"There you go Robert, your big fantasy for me... Why don't you exit and we check it out?" says my wife, as she taps me on the shoulder and points to a giant lit-up sign on the other side of the highway:
RANDY's SEXXX SHOP
TOYS, VIDEOS
PRIVATE BOOTHS WITH LIVE GIRLS!
It wasn't like Nicolette to outright tease me like this. Maybe it's because we'd just dropped our older son off at a new college in the south and a certain kind of empty nest syndrome had already settled upon us, that my otherwise conservative wife felt like taking this kind of risk.
"I thought you said they didn't even have those booths anymore?" she asked. "Remember when you begged me to act like I was in one of those booths? You're such a perv. Well, it's too much of a coincidence that they actually have them. We should check it out."
"You're kidding, right?" I asked, already getting a raging hard on as I stared down at her perfectly toned legs in her knee length cream skirt and her manicured toes exposed in her cork heeled shoes. Full of desire, like an idiot I actually considered passing the exit where I could turn around.
"I'm offering...now or never, and you're missing your chance," she said.

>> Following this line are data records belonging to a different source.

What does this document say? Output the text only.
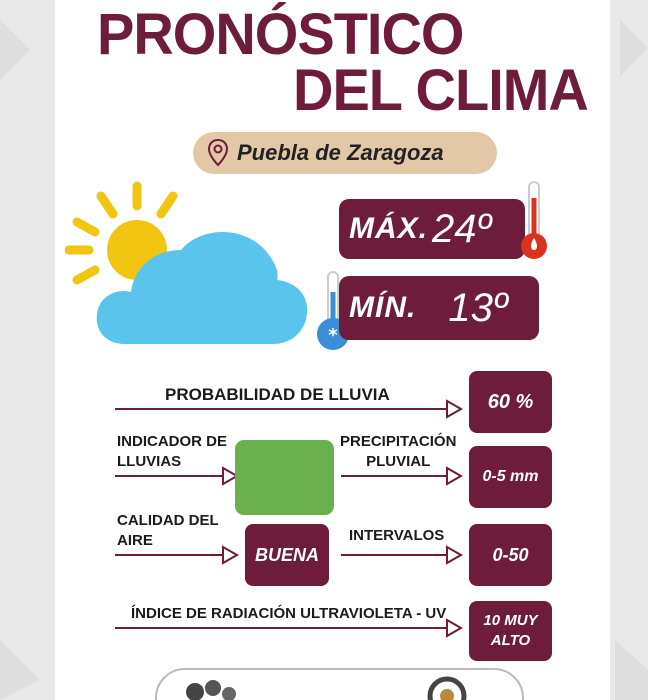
PRONÓSTICO
DEL CLIMA
Puebla de Zaragoza
MÁX. 24º
*
MÍN. 13º
PROBABILIDAD DE LLUVIA	60 %
INDICADOR DE
LLUVIAS
PRECIPITACIÓN
PLUVIAL
0-5 mm
CALIDAD DEL
AIRE
BUENA
INTERVALOS
0-50
ÍNDICE DE RADIACIÓN ULTRAVIOLETA - UV 10 MUY
ALTO
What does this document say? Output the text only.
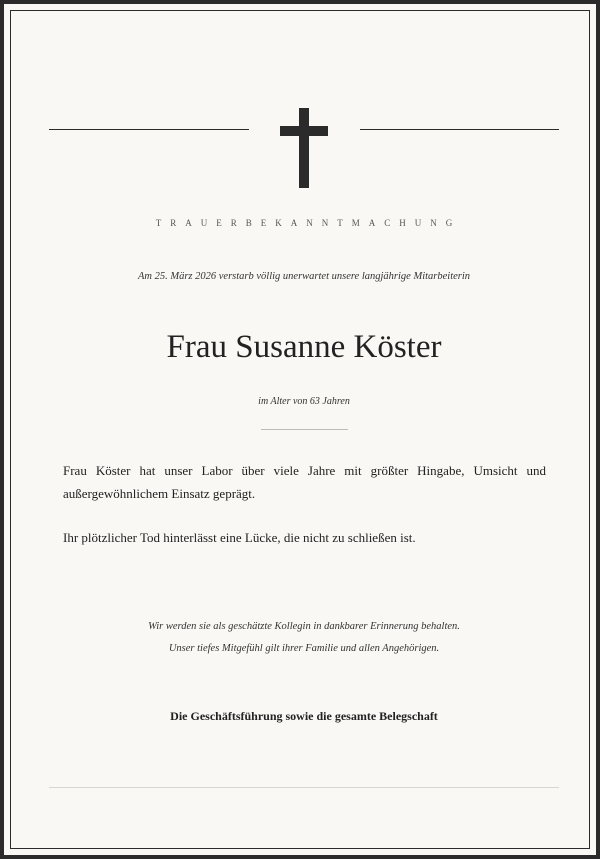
TRAUERBEKANNTMACHUNG
Am 25. März 2026 verstarb völlig unerwartet unsere langjährige Mitarbeiterin
Frau Susanne Köster
im Alter von 63 Jahren
Frau Köster hat unser Labor über viele Jahre mit größter Hingabe, Umsicht und außergewöhnlichem Einsatz geprägt.
Ihr plötzlicher Tod hinterlässt eine Lücke, die nicht zu schließen ist.
Wir werden sie als geschätzte Kollegin in dankbarer Erinnerung behalten.
Unser tiefes Mitgefühl gilt ihrer Familie und allen Angehörigen.
Die Geschäftsführung sowie die gesamte Belegschaft
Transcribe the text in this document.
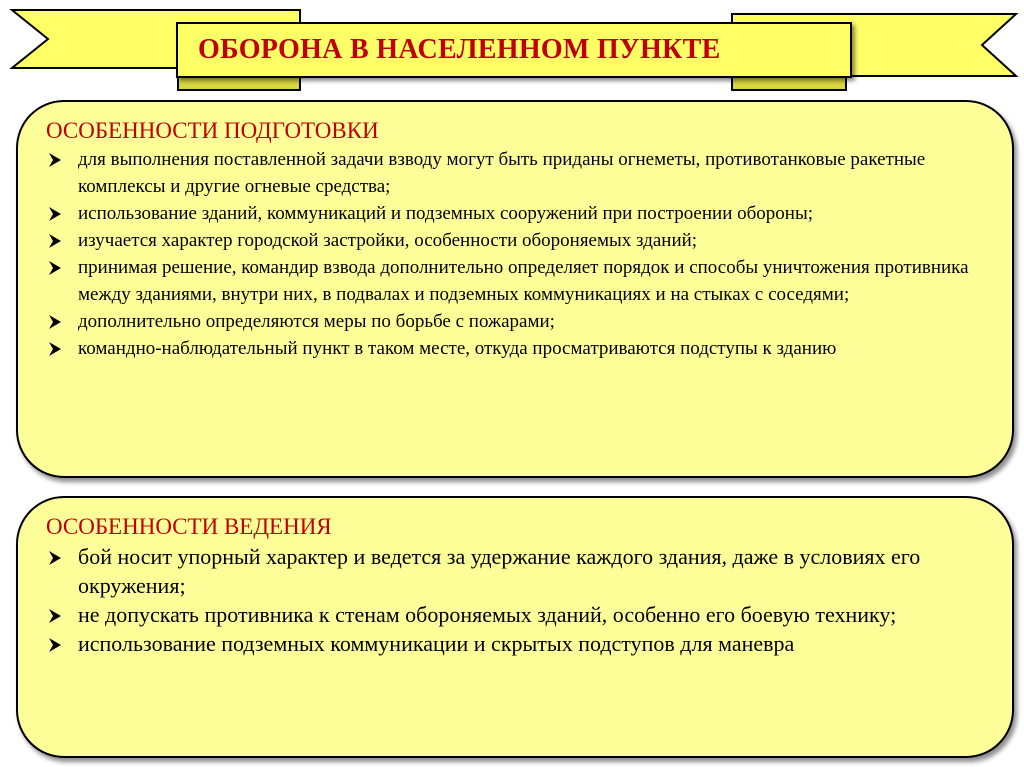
ОБОРОНА В НАСЕЛЕННОМ ПУНКТЕ
ОСОБЕННОСТИ ПОДГОТОВКИ
для выполнения поставленной задачи взводу могут быть приданы огнеметы, противотанковые ракетные комплексы и другие огневые средства;
использование зданий, коммуникаций и подземных сооружений при построении обороны;
изучается характер городской застройки, особенности обороняемых зданий;
принимая решение, командир взвода дополнительно определяет порядок и способы уничтожения противника между зданиями, внутри них, в подвалах и подземных коммуникациях и на стыках с соседями;
дополнительно определяются меры по борьбе с пожарами;
командно-наблюдательный пункт в таком месте, откуда просматриваются подступы к зданию
ОСОБЕННОСТИ ВЕДЕНИЯ
бой носит упорный характер и ведется за удержание каждого здания, даже в условиях его окружения;
не допускать противника к стенам обороняемых зданий, особенно его боевую технику;
использование подземных коммуникации и скрытых подступов для маневра
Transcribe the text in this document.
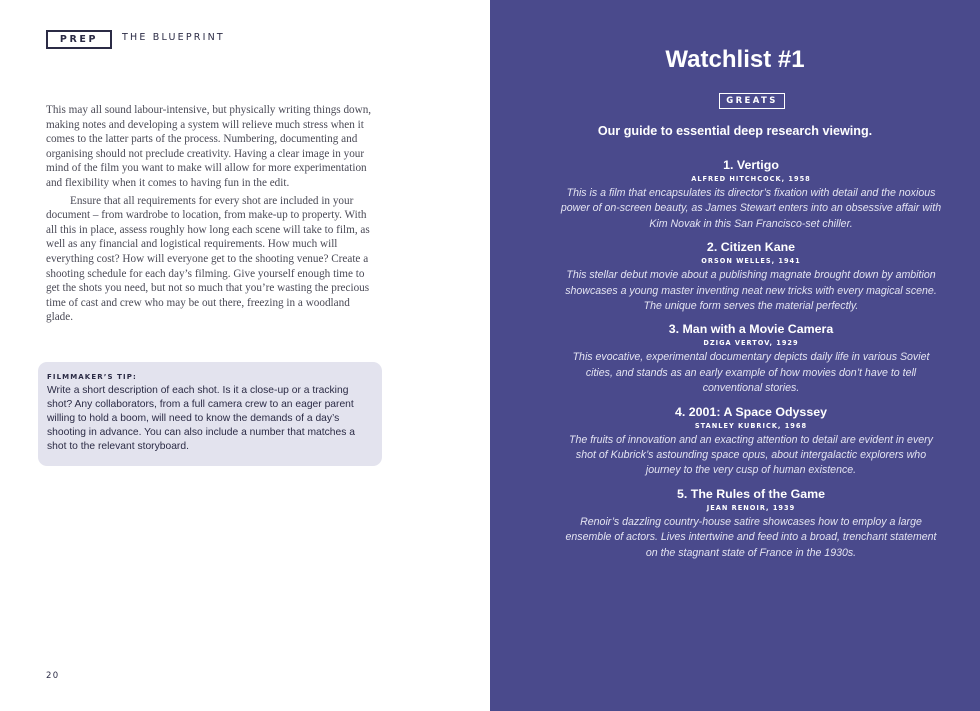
PREP	THE BLUEPRINT

This may all sound labour-intensive, but physically writing things down, making notes and developing a system will relieve much stress when it comes to the latter parts of the process. Numbering, documenting and organising should not preclude creativity. Having a clear image in your mind of the film you want to make will allow for more experimentation and flexibility when it comes to having fun in the edit.

Ensure that all requirements for every shot are included in your document – from wardrobe to location, from make-up to property. With all this in place, assess roughly how long each scene will take to film, as well as any financial and logistical requirements. How much will everything cost? How will everyone get to the shooting venue? Create a shooting schedule for each day’s filming. Give yourself enough time to get the shots you need, but not so much that you’re wasting the precious time of cast and crew who may be out there, freezing in a woodland glade.

FILMMAKER’S TIP:
Write a short description of each shot. Is it a close-up or a tracking shot? Any collaborators, from a full camera crew to an eager parent willing to hold a boom, will need to know the demands of a day’s shooting in advance. You can also include a number that matches a shot to the relevant storyboard.
20
Watchlist #1
GREATS
Our guide to essential deep research viewing.
1. Vertigo
ALFRED HITCHCOCK, 1958
This is a film that encapsulates its director’s fixation with detail and the noxious power of on-screen beauty, as James Stewart enters into an obsessive affair with Kim Novak in this San Francisco-set chiller.
2. Citizen Kane
ORSON WELLES, 1941
This stellar debut movie about a publishing magnate brought down by ambition showcases a young master inventing neat new tricks with every magical scene. The unique form serves the material perfectly.
3. Man with a Movie Camera
DZIGA VERTOV, 1929
This evocative, experimental documentary depicts daily life in various Soviet cities, and stands as an early example of how movies don’t have to tell conventional stories.
4. 2001: A Space Odyssey
STANLEY KUBRICK, 1968
The fruits of innovation and an exacting attention to detail are evident in every shot of Kubrick’s astounding space opus, about intergalactic explorers who journey to the very cusp of human existence.
5. The Rules of the Game
JEAN RENOIR, 1939
Renoir’s dazzling country-house satire showcases how to employ a large ensemble of actors. Lives intertwine and feed into a broad, trenchant statement on the stagnant state of France in the 1930s.
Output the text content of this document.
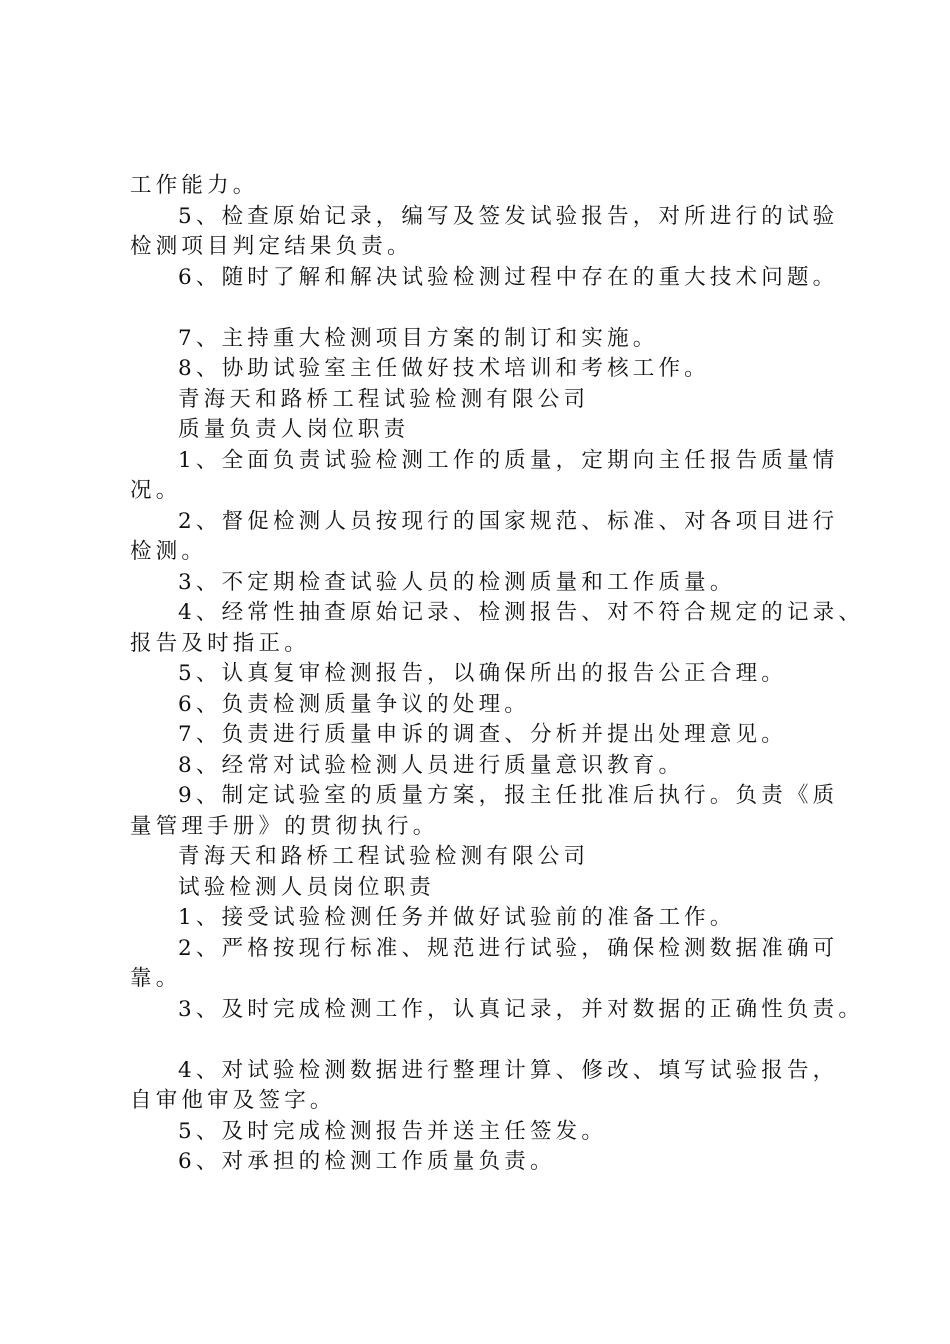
工作能力。
5、检查原始记录，编写及签发试验报告，对所进行的试验
检测项目判定结果负责。
6、随时了解和解决试验检测过程中存在的重大技术问题。
7、主持重大检测项目方案的制订和实施。
8、协助试验室主任做好技术培训和考核工作。
青海天和路桥工程试验检测有限公司
质量负责人岗位职责
1、全面负责试验检测工作的质量，定期向主任报告质量情
况。
2、督促检测人员按现行的国家规范、标准、对各项目进行
检测。
3、不定期检查试验人员的检测质量和工作质量。
4、经常性抽查原始记录、检测报告、对不符合规定的记录、
报告及时指正。
5、认真复审检测报告，以确保所出的报告公正合理。
6、负责检测质量争议的处理。
7、负责进行质量申诉的调查、分析并提出处理意见。
8、经常对试验检测人员进行质量意识教育。
9、制定试验室的质量方案，报主任批准后执行。负责《质
量管理手册》的贯彻执行。
青海天和路桥工程试验检测有限公司
试验检测人员岗位职责
1、接受试验检测任务并做好试验前的准备工作。
2、严格按现行标准、规范进行试验，确保检测数据准确可
靠。
3、及时完成检测工作，认真记录，并对数据的正确性负责。
4、对试验检测数据进行整理计算、修改、填写试验报告，
自审他审及签字。
5、及时完成检测报告并送主任签发。
6、对承担的检测工作质量负责。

Of course she knew how turned on the very idea of her exposing herself to me in a booth like that meant to me. Married for over twenty years, I repeatedly told her about one of my earliest and most formative sexual experiences, when in the older, raunchier days of New York City my very hip uncle showing me a night on the town paid for me to go into one of those places. I was only 14 or 15, but when the guy working the place asked my age and Uncle Jack said, "He's 20"—handing him a crisp twenty dollar bill—the guy grabbed the money and waved me in. The experienced woman in the booth, a brunette like my wife, could tell I was nervous, so she took her time with me, letting me tell her what turned me on and then encouraging me to stroke it for her.
Such sexual memories stick deeply inside a man. While I loved having regular sex with my incredibly upscale wife—now in her late forties but looking much younger with a svelte body and designer clothes—I always want to watch her as she helps get me off. Not much of a drinker and a lot more reserved now as a mother of two, she unfortunately rarely lets me just see her in her underwear. I can barely have a soft hallway light on during the increasingly rare times we do get it on. Only twice through all of years together she's let me sit in a chair and ask her to undress for me as I start to jerk off.
Those rare moments remain in my top 5 best sex experiences I've had with her. (When you're married and faithful as long as I've been to the same woman, you do indeed keep such a list). I know there are a ton of websites where you can interact with women, "controlling" their vibrators by adding money. That gets so overtly pornographic for me that it's not even real. It's the idea of my demure wife who can't, or won't, set herself up as an object of desire that most drives this fantasy.
Both fortunately and unfortunately, my wife knows how much her denying me keeps me wanting her, even as she knows how to tempt me with the slightest flirtations. Like she'll say she doesn't want me objectifying her body as she modestly covers up when I'm checking her out, yet she'll subtly lift her leg to adjust her shoe, letting me catch glimpses of her panties under her skirt. It's like she keeps me in this state of painful pleasure.